Life’s a beach when you are Scotland’s top volleyball pairing, right? Well, not when you consider the shifting sands of life in lockdown.
For months during the Covid crisis, the closest Lynne Beattie and Melissa Coutts got to proper training was going through strength and conditioning sessions in a local park.
Then came the phased return of sport. Which was a bit like normal training. Without opponents.
Even when they were allowed to share a court with someone on the other side of the net, meanwhile, they somehow had to observe a two-metre distance. While playing. Sounds like fun.
Such worries will seem a lifetime away when this Scottish pair sample the Commonwealth Games atmosphere for a second time in Birmingham this summer.
Four years ago in the Gold Coast, this event unfolded in the sun-kissed backdrop of Coolangatta beachfront, where one mistimed spike could send the ball out spinning towards the reef.
This time around, it will take place on a converted patch of concrete in Smithfield, central Birmingham – once the site of the city’s wholesale market.
It rains more days in this part of the world in July and August than it doesn’t. But when you practice on windswept Portobello beach, even the worst weather forecast is likely to prompt only one response: “Bring it on.”
“We practice at Portobello literally all the time so we are ready for anything,” said Beattie, 36, who captained the indoor Team GB Olympic squad at London 2012 – and also walked away with £11,000 as a Deal or no Deal contestant in 2014.
“In the rules the only things you stop for are thunder and lightning.“
Courts added: “I think if it is extreme wind, proper extreme, then they will stop it as well. But I can’t see it being like that in Birmingham – it will be quite sheltered.
“It could be literally anything, though – pouring rain, blazing sunshine or anything in between.”
The duo’s ticket to Birmingham was stamped with a second-place finish in last summer’s Eurozone Commonwealth qualifier on their home sands of Portobello.
But a last-minute decision to risk the worsening Covid conditions and compete in an FIVB event in Langkawi, Malaysia, in March 2020 might go down as the moment they really did the hard yards.
The world was an uncertain place back then.

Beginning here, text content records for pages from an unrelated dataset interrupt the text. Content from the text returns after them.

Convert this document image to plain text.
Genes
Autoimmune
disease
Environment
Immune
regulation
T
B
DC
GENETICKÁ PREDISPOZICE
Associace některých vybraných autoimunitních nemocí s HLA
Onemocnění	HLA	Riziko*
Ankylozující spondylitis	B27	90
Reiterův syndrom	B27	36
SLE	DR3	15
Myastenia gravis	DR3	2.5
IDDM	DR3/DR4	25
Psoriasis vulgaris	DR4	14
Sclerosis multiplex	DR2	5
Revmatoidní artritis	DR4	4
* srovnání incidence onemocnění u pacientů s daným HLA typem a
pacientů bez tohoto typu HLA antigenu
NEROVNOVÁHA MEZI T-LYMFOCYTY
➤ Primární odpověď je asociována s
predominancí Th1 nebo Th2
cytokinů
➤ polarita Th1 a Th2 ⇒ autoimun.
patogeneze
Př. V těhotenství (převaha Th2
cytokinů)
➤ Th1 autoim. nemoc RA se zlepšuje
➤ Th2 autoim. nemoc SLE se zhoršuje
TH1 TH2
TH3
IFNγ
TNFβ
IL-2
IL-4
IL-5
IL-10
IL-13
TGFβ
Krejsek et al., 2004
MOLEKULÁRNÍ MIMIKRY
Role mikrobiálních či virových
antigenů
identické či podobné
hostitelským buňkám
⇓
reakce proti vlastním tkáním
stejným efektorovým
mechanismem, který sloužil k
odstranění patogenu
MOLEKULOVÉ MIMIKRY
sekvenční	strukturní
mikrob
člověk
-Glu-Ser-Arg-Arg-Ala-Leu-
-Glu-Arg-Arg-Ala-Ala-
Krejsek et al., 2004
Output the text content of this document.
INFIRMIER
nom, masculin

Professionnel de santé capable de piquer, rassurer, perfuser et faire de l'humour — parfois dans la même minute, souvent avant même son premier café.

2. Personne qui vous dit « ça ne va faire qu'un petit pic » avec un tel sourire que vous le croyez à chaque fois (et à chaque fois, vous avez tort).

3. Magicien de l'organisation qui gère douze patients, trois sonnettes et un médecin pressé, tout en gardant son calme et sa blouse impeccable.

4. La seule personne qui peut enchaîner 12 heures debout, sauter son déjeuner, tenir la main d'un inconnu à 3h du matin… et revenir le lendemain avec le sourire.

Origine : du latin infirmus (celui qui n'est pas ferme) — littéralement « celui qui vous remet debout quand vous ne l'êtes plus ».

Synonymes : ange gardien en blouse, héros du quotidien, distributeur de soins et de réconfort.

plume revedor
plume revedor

Some teams were either being advised not to travel. Others were being told to turn around and come back as soon as they got there.
But the Scots toughed it out and got their rewards in ranking points.
Coutts, now 51, admitted: “We were actually in Malaysia in March 2020 and we weren’t sure whether to go or not.
“In the end, we decided just to risk it – and we are glad that we did. Because it was literally the last one before everything shut down.”
Beattie added: “I think the day we got back Malaysia shut its borders.
“We did quite well and the points became quite crucial in our qualification so we were really quite pleased about that.”
When the qualification window closed on March 31, the Scottish pair had enough points to take their place in the draw for the groups in Birmingham.
But Scotland’s men – represented by Seain Cook and Robin Miedzybrodzki in the Gold Coast – weren’t quite so lucky.
The boys didn’t make the cut, meaning that Beattie and Coutts will fly the flag alone for Scotland in beach volleyball in Birmingham.
“I haven’t actually spoken to them personally yet but it’s a shame for us, too, that there isn’t going to be a men’s pair there to share the experience with us,” said Beattie.
“I think it’s a learning for the sport going forward, that the long-term approach and vision is all important.
“That’s the thing we learned from last time – that it is very much a four-year cycle.
“As soon as the last Commonwealth Games finished we were back on tour immediately because we knew how important it was to contribute to qualification the next time around.
“It has been a long process but this was obviously the end goal and we achieved it, so we are very excited.”
The level of professionalism this pair display is such that you might be surprised to learn that they also have day jobs to get on with.
Coutts works for City of Edinburgh Council in a management role in sport and outdoor learning.
Beattie started a new job in January as a partnership manager with funding body SportScotland.
But their existence revolves around volleyball – even if that means watching DVDs or YouTube footage of matches in a nearby coffee shop after practice sessions.
They are grateful to a small but crucial network of support staff for helping them get through it all. One of these is Beattie’s sister Karen, who doubles as the pair’s physio.
“One of them is in Australia, one in Belfast, one in Glasgow, and just having that group of people around us, plus the federation, the governing body, has made it all kind of possible,” explained Beattie.
As the games get closer, the focus is only narrowing. The duo spent time in May out in Florida, working with respected Brazilian coach Pri Piantadosi-Lima and getting valuable match practice.
So what is possible for this duo down in the Midlands? Well, four years ago it was a quarter-final loss to eventual winners Sarah Pavan and Melissa Humana-Paredes of Canada (sister to Scottish volleyball’s performance manager Felipe).
This was after progression from a group which also included a match up with home favourites Australia.
“From a performance point of view, the best moment was playing Australia in front of their crowd,” said Beattie. “It was one of the best atmospheres, under the lights.
“There’s always the draw element, with a bit of luck in there, depending what seed we go in as.
“But getting out of our pool would be a good result for us and something we are aiming to do. Then anything can happen.”